We use testing to help us find faults and (potential) failures during software development, maintenance and operations. We do this to help reduce the risk of failures occurring in an operational environment – in other words once the system is being used – and to contribute to the quality of the software system.
However, whilst we need to think about and report on a wide variety of defects and failures, not all get fixed. Programmers and others may correct defects before we release the system for operational use, but it may be more sensible to work around the failure. Fixing a defect has some chance of introducing another defect or of being done incorrectly or incompletely. This is especially true if we are fixing a defect under pressure. For this reason, projects will take a view sometimes that they will defer fixing a fault. This does not mean that the
tester who has found the problems has wasted time. It is useful to know that there is a problem and we can help the system users work around and avoid it.
The more rigorous our testing, the more defects we’ll find.
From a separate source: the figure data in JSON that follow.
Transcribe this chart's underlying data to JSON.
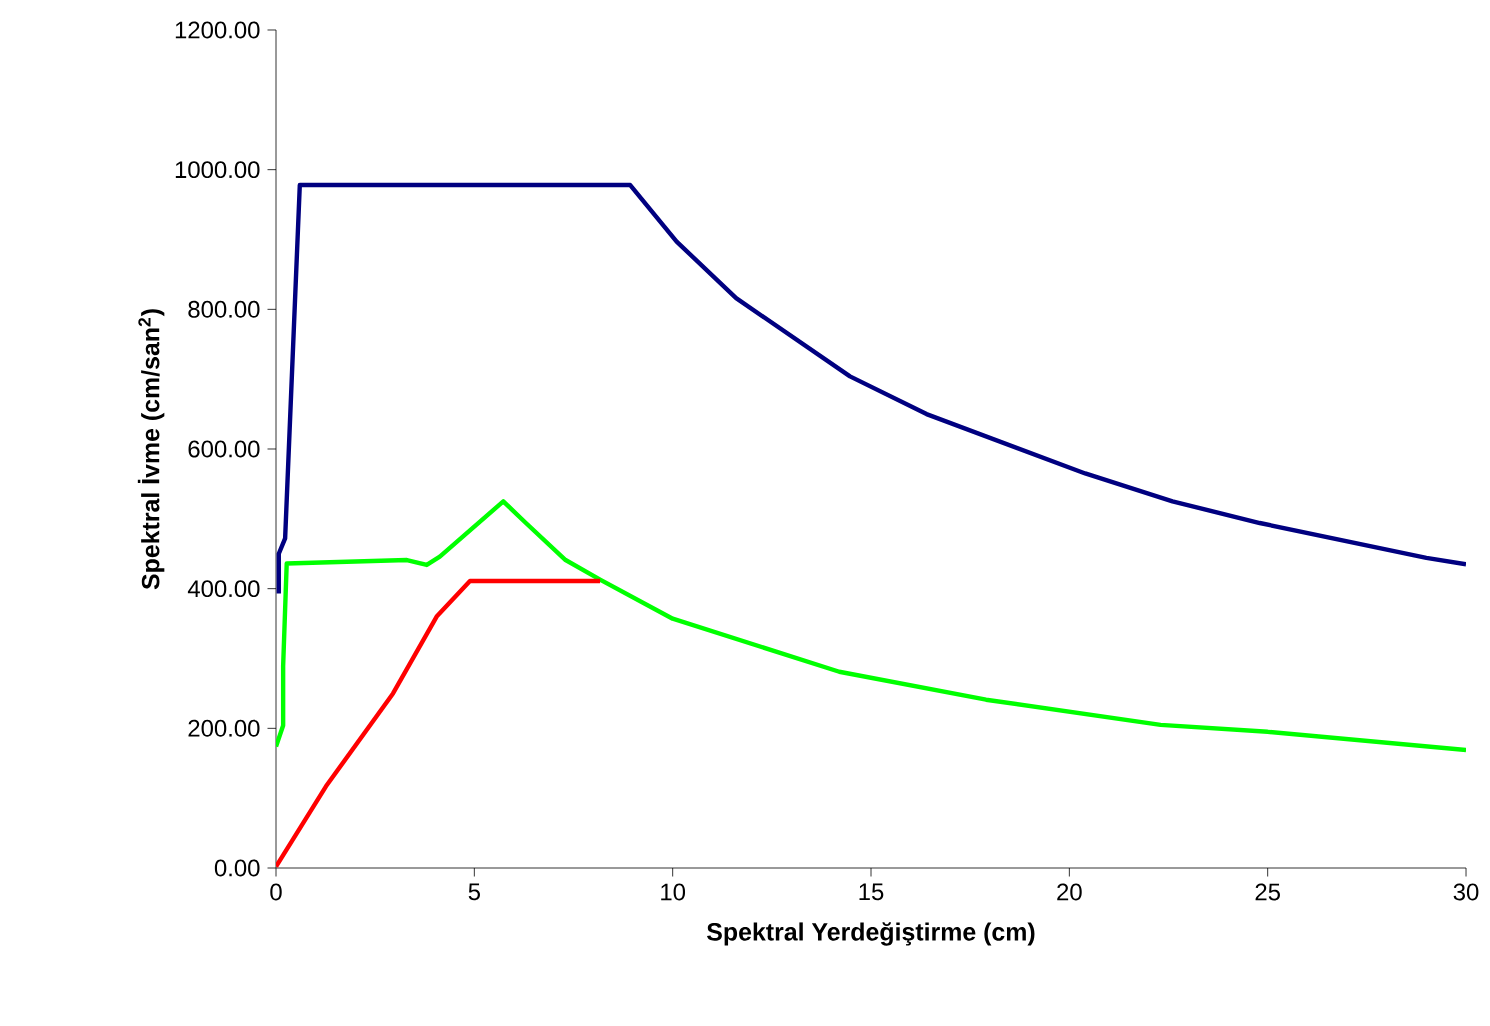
{
  "chart_data": {
    "type": "line",
    "xlabel": "Spektral Yerdeğiştirme (cm)",
    "ylabel": "Spektral İvme (cm/san$^{2}$)",
    "xlim": [
      0,
      30
    ],
    "xticks": [
      0,
      5,
      10,
      15,
      20,
      25,
      30
    ],
    "ylim": [
      0,
      1200
    ],
    "yticks": [
      {
        "value": 0,
        "label": "0.00"
      },
      {
        "value": 200,
        "label": "200.00"
      },
      {
        "value": 400,
        "label": "400.00"
      },
      {
        "value": 600,
        "label": "600.00"
      },
      {
        "value": 800,
        "label": "800.00"
      },
      {
        "value": 1000,
        "label": "1000.00"
      },
      {
        "value": 1200,
        "label": "1200.00"
      }
    ],
    "grid": false,
    "marker": "none",
    "line_style": "solid",
    "series": [
      {
        "color": "#000080",
        "x": [
          0.07,
          0.07,
          0.23,
          0.6,
          8.93,
          10.1,
          11.6,
          14.47,
          16.4,
          20.4,
          22.6,
          24.8,
          29.0,
          30
        ],
        "values": [
          393,
          450,
          472,
          978,
          978,
          897,
          816,
          704,
          650,
          565,
          525,
          494,
          444,
          435
        ]
      },
      {
        "color": "#00ff00",
        "x": [
          0,
          0.18,
          0.18,
          0.27,
          3.3,
          3.8,
          4.13,
          5.73,
          6.3,
          7.3,
          8.17,
          10.0,
          14.2,
          17.9,
          22.3,
          25,
          30
        ],
        "values": [
          174,
          204,
          289,
          436,
          441,
          434,
          446,
          525,
          494,
          441,
          413,
          357,
          281,
          241,
          205,
          195,
          169
        ]
      },
      {
        "color": "#ff0000",
        "x": [
          0,
          1.26,
          2.95,
          4.05,
          4.89,
          8.17
        ],
        "values": [
          2,
          117,
          250,
          360,
          411,
          411
        ]
      }
    ]
  }
}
But you’ll see in Chapters 3 and 4, when we look at techniques for testing, that rigorous testing does not necessarily mean more testing; what we want to do is testing that finds defects – a small number of well-placed, targeted tests may be more rigorous than a large number of badly focused tests.
We saw earlier that one strategy for dealing with errors, faults and failures is to try to prevent them, and we looked at identifying the causes of defects and failures. When we start a new project, it is worth learning from the problems encountered in previous projects or in the production software. Understanding the root causes of defects is an important aspect of quality assurance activities, and testing contributes by helping us to identify defects as early as possible before the software is in use. As testers, we are also interested in looking at defects found in other projects, so that we can improve our processes. Process improvements should prevent those defects recurring and, as a consequence, improve the quality of future systems. Organizations should consider testing as part of a larger quality assurance strategy, which includes other activities (e.g., development standards, training and root cause analysis).